Last year, the Environmental Law Institute did just that and found that energy subsidies are "black, not green." The institute looked at fossil fuel and renewable energy subsidies from 2002 through 2008. Subsidies to fossil fuels totaled about $72 billion over those seven years, while subsidies for renewable energy added up to $29 billion. Of that amount, only $16.8 billion went to corn ethanol, with the remainder going to wind, solar, geothermal and hydro power sources. The results were surprising, says John Pendergrass, a senior attorney for ELI. "It did seem like the provisions to encourage oil and gas and coal, some of which have been around for 80 and 90 years, would not be necessary for a mature industry," he tells EPM. "It raised questions for us. Is it really needed for a mature industry, compared to a relatively new industry of renewables?" In general, subsidies for fossil fuels increased over the study period. Funding for renewables increased as well, but dropped steeply in 2006-'07. An exception was in 2008, when subsidies to fossil fuels decreased and subsidies for renewables increased. For Pendergrass, another eyebrow raiser was how much of the subsidies to big oil come in the form of direct spending. A total of $16.3 billion in direct spending went to fossil fuels, nearly as much as the total of tax breaks and direct spending for corn ethanol combined. In addition, the largest subsidies to fossil fuels are permanently written into the U.S. Tax Code, which is changed only as legislators decide to amend it. "By comparison, many subsidies for renewables are time-limited initiatives implemented through energy bills, with expiration dates that limit their usefulness to the renewables industry," the report says.

Those words have never rung truer for the ethanol and biodiesel industry than right now. While the ELI paper indicated some hesitation to fully embrace corn ethanol, Pendergrass says he certainly believes it is time to reconsider all incentives. "We think that Congress should revisit and carefully consider the amount of money being spent," he says. "I think there is inertia."
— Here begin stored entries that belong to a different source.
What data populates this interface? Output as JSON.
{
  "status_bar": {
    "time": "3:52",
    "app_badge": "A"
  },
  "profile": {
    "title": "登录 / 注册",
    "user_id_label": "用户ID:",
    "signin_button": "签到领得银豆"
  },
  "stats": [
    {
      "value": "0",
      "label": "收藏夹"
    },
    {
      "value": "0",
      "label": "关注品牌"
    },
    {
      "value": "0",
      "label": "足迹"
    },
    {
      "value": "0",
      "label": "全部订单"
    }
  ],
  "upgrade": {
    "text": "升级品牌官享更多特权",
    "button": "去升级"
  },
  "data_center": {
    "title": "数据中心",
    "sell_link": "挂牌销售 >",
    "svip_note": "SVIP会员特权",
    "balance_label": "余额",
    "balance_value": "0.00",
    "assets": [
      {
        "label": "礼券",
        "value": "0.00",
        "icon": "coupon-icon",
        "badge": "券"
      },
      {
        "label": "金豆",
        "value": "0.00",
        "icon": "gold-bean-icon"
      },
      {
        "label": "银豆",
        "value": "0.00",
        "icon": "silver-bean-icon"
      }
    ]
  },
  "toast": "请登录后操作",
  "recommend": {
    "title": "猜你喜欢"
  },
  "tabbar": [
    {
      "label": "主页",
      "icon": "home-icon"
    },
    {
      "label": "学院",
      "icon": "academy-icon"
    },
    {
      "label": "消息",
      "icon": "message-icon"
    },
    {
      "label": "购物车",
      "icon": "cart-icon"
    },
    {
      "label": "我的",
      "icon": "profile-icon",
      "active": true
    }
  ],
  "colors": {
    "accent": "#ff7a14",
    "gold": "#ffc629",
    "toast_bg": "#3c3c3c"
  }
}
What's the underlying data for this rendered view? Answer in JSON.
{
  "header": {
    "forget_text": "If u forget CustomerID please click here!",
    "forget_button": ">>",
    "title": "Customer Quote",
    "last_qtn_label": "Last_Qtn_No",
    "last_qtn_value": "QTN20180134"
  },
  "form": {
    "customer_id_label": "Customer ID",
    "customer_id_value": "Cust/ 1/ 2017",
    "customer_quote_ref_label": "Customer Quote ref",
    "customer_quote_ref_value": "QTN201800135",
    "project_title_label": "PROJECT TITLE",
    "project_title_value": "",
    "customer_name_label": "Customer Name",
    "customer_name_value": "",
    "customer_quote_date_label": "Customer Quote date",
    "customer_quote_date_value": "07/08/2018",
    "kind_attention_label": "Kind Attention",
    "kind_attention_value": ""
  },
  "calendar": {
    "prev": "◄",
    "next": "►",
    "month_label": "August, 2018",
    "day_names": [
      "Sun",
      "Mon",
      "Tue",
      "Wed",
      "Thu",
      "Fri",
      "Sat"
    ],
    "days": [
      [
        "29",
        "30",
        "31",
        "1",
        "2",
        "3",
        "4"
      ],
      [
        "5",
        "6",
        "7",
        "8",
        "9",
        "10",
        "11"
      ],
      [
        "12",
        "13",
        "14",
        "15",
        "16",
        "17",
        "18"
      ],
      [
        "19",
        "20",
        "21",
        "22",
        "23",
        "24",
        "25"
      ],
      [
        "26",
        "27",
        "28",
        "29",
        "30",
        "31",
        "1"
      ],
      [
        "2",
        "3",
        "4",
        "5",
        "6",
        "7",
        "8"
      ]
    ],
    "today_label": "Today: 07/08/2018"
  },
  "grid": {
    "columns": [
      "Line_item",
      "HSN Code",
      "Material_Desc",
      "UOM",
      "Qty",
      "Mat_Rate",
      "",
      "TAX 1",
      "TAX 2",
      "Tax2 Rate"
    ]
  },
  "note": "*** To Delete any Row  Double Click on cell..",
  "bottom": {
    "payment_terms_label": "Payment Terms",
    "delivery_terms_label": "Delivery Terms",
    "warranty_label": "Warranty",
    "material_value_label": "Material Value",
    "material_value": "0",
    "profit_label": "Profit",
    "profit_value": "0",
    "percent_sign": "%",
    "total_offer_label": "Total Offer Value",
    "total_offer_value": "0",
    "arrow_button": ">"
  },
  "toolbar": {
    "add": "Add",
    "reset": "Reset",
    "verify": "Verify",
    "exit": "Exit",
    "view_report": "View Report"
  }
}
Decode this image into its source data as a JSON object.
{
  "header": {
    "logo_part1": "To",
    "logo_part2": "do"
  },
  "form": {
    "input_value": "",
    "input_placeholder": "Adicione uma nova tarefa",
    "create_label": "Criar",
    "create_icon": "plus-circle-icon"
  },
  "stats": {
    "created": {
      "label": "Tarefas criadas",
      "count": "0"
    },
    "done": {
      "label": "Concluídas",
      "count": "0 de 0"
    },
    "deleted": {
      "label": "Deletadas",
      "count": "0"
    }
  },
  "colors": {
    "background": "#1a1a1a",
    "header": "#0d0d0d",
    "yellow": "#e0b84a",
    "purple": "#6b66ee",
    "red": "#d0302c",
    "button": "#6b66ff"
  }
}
While movement in Congress has been slow, the debate has fueled another round of negative editorials. The week before the ways and means committee released its draft bill for a one-year, 36-cent tax incentive for ethanol, three major newspapers ran editorials bashing the fuel, three days in a row. The Chicago Tribune started off July 23, calling for an elimination of the tax credit, saying that "heavy subsidies and protectionism" are a bad mix. Then, the Washington Post chimed in, also calling for an elimination of the VEETC, vaguely claiming that "there are certainly more effective ways to reduce oil consumption and greenhouse emissions." The last editorial from the Wall Street Journal bitingly argued that the cost of ethanol subsidies is too high compared to the amount of carbon it replaces in fossil fuels. The industry responded swiftly. In a letter published in The Washington Post, Dinneen called the editorial misleading and pointed out that it offered readers no alternative to ethanol. "Calling for an end to tax credits for ethanol while ignoring the billions of dollars of tax subsidies for Big Oil is as inequitable as it is shortsighted," he wrote.

Pomeroy has heard plenty of ethanol backlash too. "The past few years, ethanol has lost a lot of public support, at least in the halls of Congress," he says. "I don't fully understand why." Although ethanol was not the cause for increased food prices, reshaping opinion has been difficult. And, unfortunately, many environmentalists continue to use flawed science to tear down the fuel. "I don't have an understanding of what their end game is," he adds. "I guess they'd put us all on bicycles and call it a day."

Ethanol, as many industry supporters are fond of repeating, is here today. Production is over 10 billion gallons yearly and continues to increase, cutting a chunk out of the amount of fossil fuel the U.S. imports from the Middle East. It's created 119,000 direct and indirect jobs. "Ethanol is a success story," Pomeroy says. "In the early years we had to justify ethanol based on theory, now the evidence is in, and it is working in a big way."